22.9.2021 | Gottardo Pestalozzi | News WSL
All us nature lovers can tell if a tree is in poor health by the discoloration or loss of leaves. At this point, deterioration is already at an advanced stage, possibly showing irreversible damage. In a new study, researchers from the Swiss Federal Institute for Forest, Snow and Landscape Research WSL show how tree stress can be detected before it becomes visible to the eye, extracting information from spectral data collected using drones.
Detecting tree stress early is important for understanding the increasing effects of drought on forests as well as identifying tree species that can cope well with drought. Thus, researchers have long been searching for ways to measure tree response to environmental changes. Researchers rely on different techniques to measure tree stress responses. Analyzing tree rings for example can show a slowdown in tree growth over several years. Another way is to measure the decline in photosynthesis during a heat wave. These approaches are valuable but very time consuming because researchers must engage with each tree individually. Thus, only a few trees can be monitored in a forest.
A new study by the Swiss Federal Institute for Forest, Snow and Landscape Research (WSL) now shows that the stress level of every tree in a forest can be detected from the air using a multispectral camera. During a series of experiments, lead author Petra D'Odorico and fellow researchers conducted drone flights over pine trees in the Pfynwald Forest (Valais). She explains, "In simplified terms, we can say that the sunlight reflected from the tree crowns contains information on the physiology of the trees and thus on the current tree condition." Her experiments have shown that the reflected light reveals changes in photosynthetic pigments (chlorophyll and carotenoid). By analyzing these pigments changes, it is possible to deduce how much the tree is investing in photosynthesis, and therefore growth, or in other processes that become necessary when resource availability is unfavorably distributed.
Drought is expected to become the most common cause of tree mortality in the coming decades. Just when the least water is available, the light irradiation is often the strongest. As a result, the leaves or needles find themselves in an unbalanced condition: they absorb more energy than they need for photosynthesis, as stomata close to prevent desiccation. To dissipate the potentially detrimental excess energy, needles crank up the conversion of pigments. This activity can be observed by collecting multispectral imaging data, a technique that makes information invisible to the human eye detectable. “Through this method it is as if we can see the invisible stress building up in a tree”, D’Odorico explains, “we can tell if trees that still appear healthy are already suffering from drought stress”.
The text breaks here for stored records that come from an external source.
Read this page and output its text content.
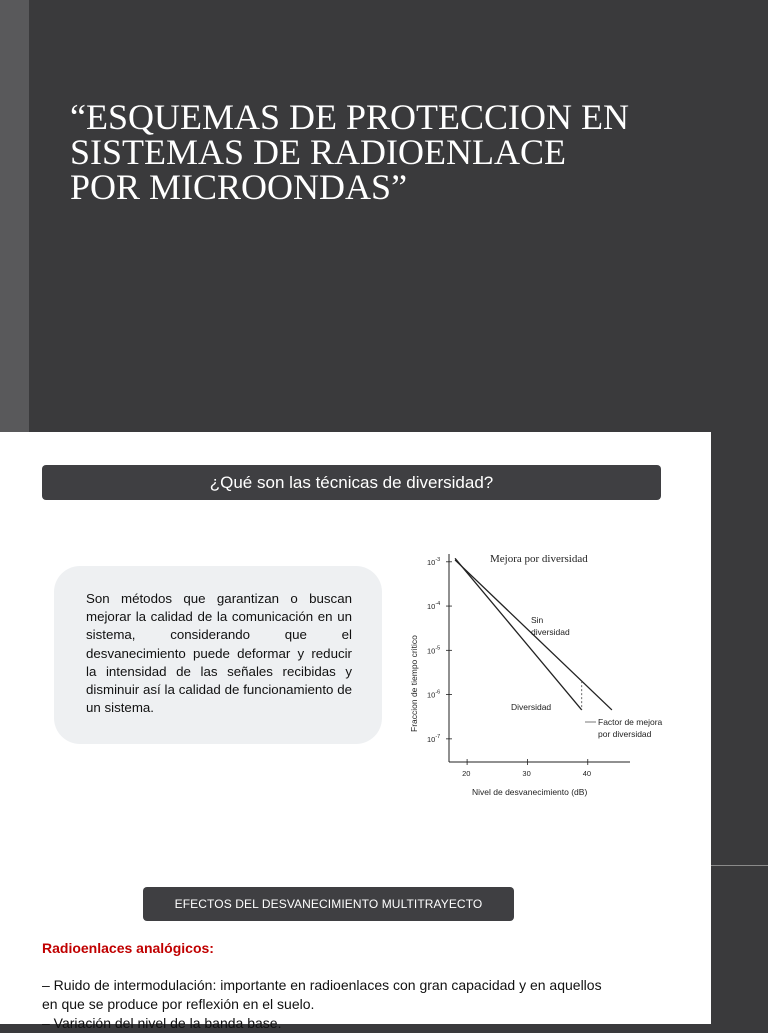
“ESQUEMAS DE PROTECCION EN
SISTEMAS DE RADIOENLACE
POR MICROONDAS”
¿Qué son las técnicas de diversidad?

Son métodos que garantizan o buscan mejorar la calidad de la comunicación en un sistema, considerando que el desvanecimiento puede deformar y reducir la intensidad de las señales recibidas y disminuir así la calidad de funcionamiento de un sistema.

Mejora por diversidad
$10^{-3}$
$10^{-4}$
$10^{-5}$
$10^{-6}$
$10^{-7}$
20	30	40
Sin
diversidad
Diversidad
Factor de mejora
por diversidad
Nivel de desvanecimiento (dB)
Fraccion de tiempo critico
EFECTOS DEL DESVANECIMIENTO MULTITRAYECTO

Radioenlaces analógicos:

– Ruido de intermodulación: importante en radioenlaces con gran capacidad y en aquellos en que se produce por reflexión en el suelo.
– Variación del nivel de la banda base.
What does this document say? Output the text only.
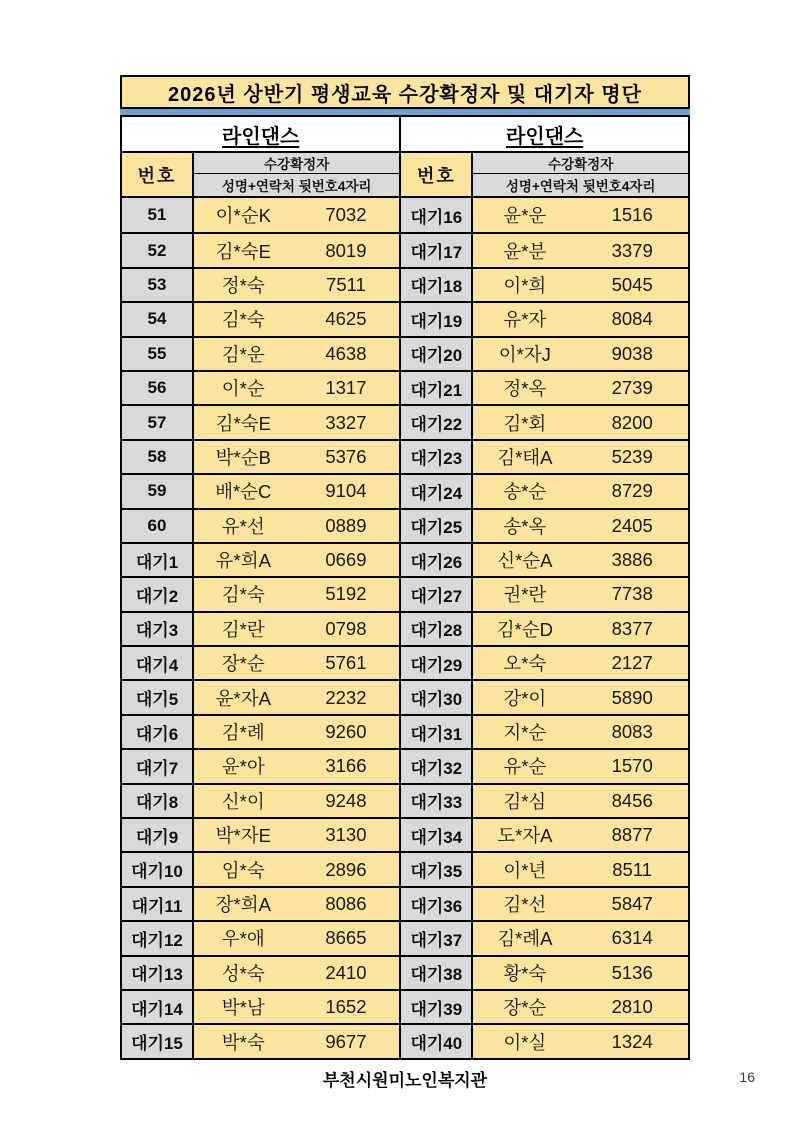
2026년 상반기 평생교육 수강확정자 및 대기자 명단
라인댄스
번호
수강확정자
성명+연락처 뒷번호4자리
51	이*순K	7032
52	김*숙E	8019
53	정*숙	7511
54	김*숙	4625
55	김*운	4638
56	이*순	1317
57	김*숙E	3327
58	박*순B	5376
59	배*순C	9104
60	유*선	0889
대기1	유*희A	0669
대기2	김*숙	5192
대기3	김*란	0798
대기4	장*순	5761
대기5	윤*자A	2232
대기6	김*례	9260
대기7	윤*아	3166
대기8	신*이	9248
대기9	박*자E	3130
대기10	임*숙	2896
대기11	장*희A	8086
대기12	우*애	8665
대기13	성*숙	2410
대기14	박*남	1652
대기15	박*숙	9677
라인댄스
번호
수강확정자
성명+연락처 뒷번호4자리
대기16	윤*운	1516
대기17	윤*분	3379
대기18	이*희	5045
대기19	유*자	8084
대기20	이*자J	9038
대기21	정*옥	2739
대기22	김*회	8200
대기23	김*태A	5239
대기24	송*순	8729
대기25	송*옥	2405
대기26	신*순A	3886
대기27	권*란	7738
대기28	김*순D	8377
대기29	오*숙	2127
대기30	강*이	5890
대기31	지*순	8083
대기32	유*순	1570
대기33	김*심	8456
대기34	도*자A	8877
대기35	이*년	8511
대기36	김*선	5847
대기37	김*례A	6314
대기38	황*숙	5136
대기39	장*순	2810
대기40	이*실	1324
부천시원미노인복지관	16
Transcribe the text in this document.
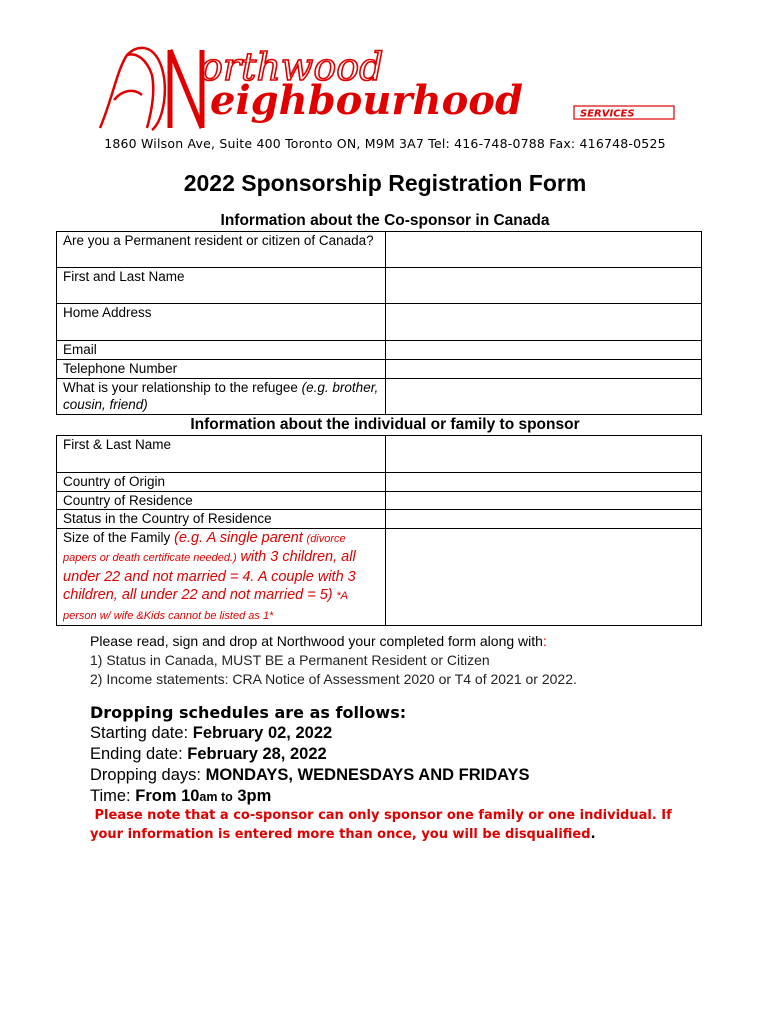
orthwood
eighbourhood	SERVICES
1860 Wilson Ave, Suite 400 Toronto ON, M9M 3A7 Tel: 416-748-0788 Fax: 416748-0525
2022 Sponsorship Registration Form
Information about the Co-sponsor in Canada
Are you a Permanent resident or citizen of Canada?	
First and Last Name	
Home Address	
Email	
Telephone Number	
What is your relationship to the refugee (e.g. brother, cousin, friend)	
Information about the individual or family to sponsor
First & Last Name	
Country of Origin	
Country of Residence	
Status in the Country of Residence	
Size of the Family (e.g. A single parent (divorce papers or death certificate needed.) with 3 children, all under 22 and not married = 4. A couple with 3 children, all under 22 and not married = 5) *A person w/ wife &Kids cannot be listed as 1*	
Please read, sign and drop at Northwood your completed form along with:
1) Status in Canada, MUST BE a Permanent Resident or Citizen
2) Income statements: CRA Notice of Assessment 2020 or T4 of 2021 or 2022.
Dropping schedules are as follows:
Starting date: February 02, 2022
Ending date: February 28, 2022
Dropping days: MONDAYS, WEDNESDAYS AND FRIDAYS
Time: From 10am to 3pm
Please note that a co-sponsor can only sponsor one family or one individual. If your information is entered more than once, you will be disqualified.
The drone measurements took place during the 2019 and 2020 growing seasons in the Pfynwald Forest, where WSL is conducting a unique long-term experiment. At this site in Valais, one of the driest inner-alpine valleys in Europe, pine trees (Pinus sylvestris) have been exposed to different irrigation treatments since 2003. In addition to detecting stress responses to drought, the new study also found that tree history and thus the environmental conditions of the past, influence the current tree response to stress.
Remote observations with drones allow many more trees to be measured in a short time than with classical physiological contact measurements from the ground. While to date this method cannot be used operationally for forest management, it will be indispensable in the future as a complement to other techniques to predict forest response to warmer and drier conditions.
The authors would like to take this opportunity to thank the Burgergemeinde Leuk, the local forestry service, and the company for electricity and hydropower FMV for their great collaboration over many years. This work was supported by the Swiss National Science Foundation (SNSF) through a Spark funding scheme for innovative research grant to Petra D'Odorico.